Open, with gimp and normal thread
Now, this is a different ball game altogether. Here’s how the process works.
You start with something called a gimp. The gimp is a tough piece of steel-like thread that is fitted inside the buttonhole. So the person making the buttonhole will hold the gimp in place and stitch the buttonhole above the gimp, covering it in the process. As seen below, gimps come in a variety of colours, black for dark coloured buttonholes and beige for lighter coloured buttonholes.
While using ordinary thread may reduce the amount of time required, it’s still a very time-consuming process and may take a few hours to do the buttonholes for a single cuff.
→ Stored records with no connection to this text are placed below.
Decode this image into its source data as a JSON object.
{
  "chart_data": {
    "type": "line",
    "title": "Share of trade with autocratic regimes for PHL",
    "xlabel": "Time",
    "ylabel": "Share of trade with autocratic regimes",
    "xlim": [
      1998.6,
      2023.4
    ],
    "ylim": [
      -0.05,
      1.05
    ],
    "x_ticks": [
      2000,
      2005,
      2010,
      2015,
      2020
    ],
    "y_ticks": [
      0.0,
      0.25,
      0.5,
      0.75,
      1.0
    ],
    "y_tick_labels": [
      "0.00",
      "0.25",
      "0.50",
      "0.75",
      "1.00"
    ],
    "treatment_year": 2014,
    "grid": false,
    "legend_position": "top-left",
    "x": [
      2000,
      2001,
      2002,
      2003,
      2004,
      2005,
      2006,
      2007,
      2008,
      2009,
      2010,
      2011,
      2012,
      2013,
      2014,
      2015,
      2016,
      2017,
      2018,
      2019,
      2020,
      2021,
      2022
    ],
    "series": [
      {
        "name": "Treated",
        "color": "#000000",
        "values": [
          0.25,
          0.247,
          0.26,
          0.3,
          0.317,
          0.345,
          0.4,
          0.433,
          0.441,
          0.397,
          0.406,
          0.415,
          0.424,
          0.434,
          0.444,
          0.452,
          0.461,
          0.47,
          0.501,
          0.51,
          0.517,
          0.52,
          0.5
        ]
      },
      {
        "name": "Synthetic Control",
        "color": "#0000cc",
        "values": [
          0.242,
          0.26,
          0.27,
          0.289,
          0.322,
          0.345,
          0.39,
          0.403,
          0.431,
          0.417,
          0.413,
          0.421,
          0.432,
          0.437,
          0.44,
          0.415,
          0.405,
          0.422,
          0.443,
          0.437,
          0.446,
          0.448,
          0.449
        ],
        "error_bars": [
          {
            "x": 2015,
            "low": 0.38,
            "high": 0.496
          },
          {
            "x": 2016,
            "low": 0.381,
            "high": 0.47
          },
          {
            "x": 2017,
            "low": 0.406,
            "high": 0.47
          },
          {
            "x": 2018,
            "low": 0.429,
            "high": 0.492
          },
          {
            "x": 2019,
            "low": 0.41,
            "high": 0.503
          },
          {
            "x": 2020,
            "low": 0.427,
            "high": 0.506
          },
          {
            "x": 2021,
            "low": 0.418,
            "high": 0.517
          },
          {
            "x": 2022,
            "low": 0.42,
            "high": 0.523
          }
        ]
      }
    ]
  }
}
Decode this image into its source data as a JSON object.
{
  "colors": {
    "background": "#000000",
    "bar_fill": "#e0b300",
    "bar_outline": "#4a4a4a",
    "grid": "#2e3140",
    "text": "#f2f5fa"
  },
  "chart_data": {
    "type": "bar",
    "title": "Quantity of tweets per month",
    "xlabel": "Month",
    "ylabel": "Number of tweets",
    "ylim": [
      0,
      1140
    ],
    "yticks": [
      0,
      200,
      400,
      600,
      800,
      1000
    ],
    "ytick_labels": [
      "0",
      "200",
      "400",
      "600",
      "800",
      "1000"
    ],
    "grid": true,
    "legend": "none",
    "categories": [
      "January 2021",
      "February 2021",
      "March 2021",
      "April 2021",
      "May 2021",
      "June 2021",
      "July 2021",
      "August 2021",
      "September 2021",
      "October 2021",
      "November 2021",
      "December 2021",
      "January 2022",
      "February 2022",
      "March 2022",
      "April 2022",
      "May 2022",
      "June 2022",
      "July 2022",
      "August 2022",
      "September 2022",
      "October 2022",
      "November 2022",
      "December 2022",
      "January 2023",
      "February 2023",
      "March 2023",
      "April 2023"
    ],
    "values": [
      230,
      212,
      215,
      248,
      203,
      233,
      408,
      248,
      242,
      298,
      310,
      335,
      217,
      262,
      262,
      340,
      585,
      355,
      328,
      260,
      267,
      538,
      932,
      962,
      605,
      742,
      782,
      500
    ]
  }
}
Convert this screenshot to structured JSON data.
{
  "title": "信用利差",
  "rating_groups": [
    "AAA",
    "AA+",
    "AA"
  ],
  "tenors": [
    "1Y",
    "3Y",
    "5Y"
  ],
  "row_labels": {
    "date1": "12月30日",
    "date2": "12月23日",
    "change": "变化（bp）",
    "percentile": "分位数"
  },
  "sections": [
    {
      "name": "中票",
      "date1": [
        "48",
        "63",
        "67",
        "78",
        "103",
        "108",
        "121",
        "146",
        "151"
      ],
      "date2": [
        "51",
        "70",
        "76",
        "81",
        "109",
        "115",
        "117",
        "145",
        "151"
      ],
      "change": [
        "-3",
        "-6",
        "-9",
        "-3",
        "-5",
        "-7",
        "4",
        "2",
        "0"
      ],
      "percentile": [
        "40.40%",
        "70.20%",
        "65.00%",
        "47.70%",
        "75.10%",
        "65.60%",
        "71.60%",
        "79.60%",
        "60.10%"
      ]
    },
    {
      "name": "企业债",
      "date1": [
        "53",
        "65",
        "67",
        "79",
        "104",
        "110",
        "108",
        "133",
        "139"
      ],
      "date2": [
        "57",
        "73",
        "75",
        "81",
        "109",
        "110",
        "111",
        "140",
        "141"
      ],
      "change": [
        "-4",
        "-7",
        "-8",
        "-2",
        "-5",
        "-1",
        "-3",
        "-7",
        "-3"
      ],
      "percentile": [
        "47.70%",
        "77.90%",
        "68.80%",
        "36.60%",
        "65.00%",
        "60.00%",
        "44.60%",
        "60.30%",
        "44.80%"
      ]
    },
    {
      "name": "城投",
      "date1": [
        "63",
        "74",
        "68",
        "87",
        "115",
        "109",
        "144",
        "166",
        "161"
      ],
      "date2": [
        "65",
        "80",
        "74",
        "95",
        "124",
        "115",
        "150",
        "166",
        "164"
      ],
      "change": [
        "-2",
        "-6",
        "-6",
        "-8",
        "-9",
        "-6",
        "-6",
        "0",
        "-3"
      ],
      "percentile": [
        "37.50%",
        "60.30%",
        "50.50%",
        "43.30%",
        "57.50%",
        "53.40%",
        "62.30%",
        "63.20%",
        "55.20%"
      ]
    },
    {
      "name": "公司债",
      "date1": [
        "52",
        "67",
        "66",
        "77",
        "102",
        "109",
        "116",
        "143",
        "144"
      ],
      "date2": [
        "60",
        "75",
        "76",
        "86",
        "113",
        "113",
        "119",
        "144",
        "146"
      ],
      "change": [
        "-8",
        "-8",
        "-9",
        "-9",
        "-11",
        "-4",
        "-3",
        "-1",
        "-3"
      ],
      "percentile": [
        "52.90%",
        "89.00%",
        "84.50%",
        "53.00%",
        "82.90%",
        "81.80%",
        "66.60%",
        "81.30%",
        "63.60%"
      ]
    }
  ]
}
It requires extremely skilled buttonhole makers with years of experience.
Open, with gimp and silk twist thread
This is the highest quality process of the lot. The difference between this one and the previous process is the quality of raw materials used. Here, rather than ordinary thread, we use fine silk twist thread.
Now, the silk twist thread requires the beeswax seen below.
We then go ahead and run the silk twist thread over the beeswax like this.
After that, we then begin to make the buttonhole as described in the last process. As far as I know, King Sidney are the only ones in Kenya who make their buttonholes with this high amount of detail. The process is more common in high-end Italian tailoring houses. Because of the quality of the thread and slippery nature of the wax, the buttonholes on a single sleeve can take up to 6 hours. The glossy finish brought about by both the silk twist thread as well as the beeswax is quite beautiful when viewed up-close. This is ideal for true blazer connoisseurs and men who demand the finer things in life.
There you have it. A basic rundown on buttonholes and cuff types. Good looking buttonholes always add that much needed final touch of finesse to an already well-constructed blazer and should therefore never be ignored when purchasing your next statement blazer.
Watch out for my future post on shoulder divots and what really causes them. God bless.